Daniel Ehrenberg wrote:
We should still keep our focus on making good
textbooks, even if that means deviating from the
standards in some cases. We should not delete or
summarize any existing content in accordance with the
framework.
That is what optional modules are for! :) We could have base distributions
of a book that are each in 100% compliance with different standards and
then have optional, more in depth, modules that can be added on top of
whatever base distribution an instructor chooses to use in the classroom.
Of course that does require WikiBook software functionality (which will
come - even if I have to learn PHP - do we have a textbook on that yet?).
Let's be realistic: probably no wikibooks will be
printed, and if one is printed, it will be a
highly-edited and non-wikified, and this won't happen
for a while.

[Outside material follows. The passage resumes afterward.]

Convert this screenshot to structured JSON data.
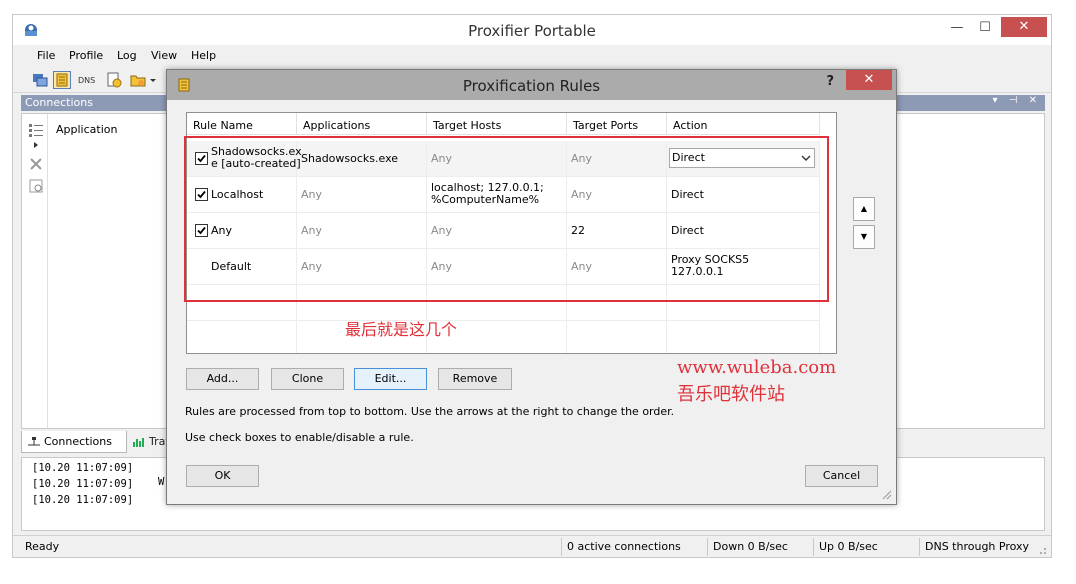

I think that the goal of Wikibooks
shouldn't be centered around things like the
High-school extentions book, the programming
tutorials, and other things aimed at informal
self-study.
Well it is a good thing that you are not the only person in the project
then! ;) Go ahead and work on the self study guides and other people will
be writting standards-compliant textbooks that will one day be "printed" on
digital paper (many of our textbooks will be maturing by the time digital
paper becomes popular, IMR - killing trees bad and transferring webpages to
dead tree book form requires a great deal of formatting).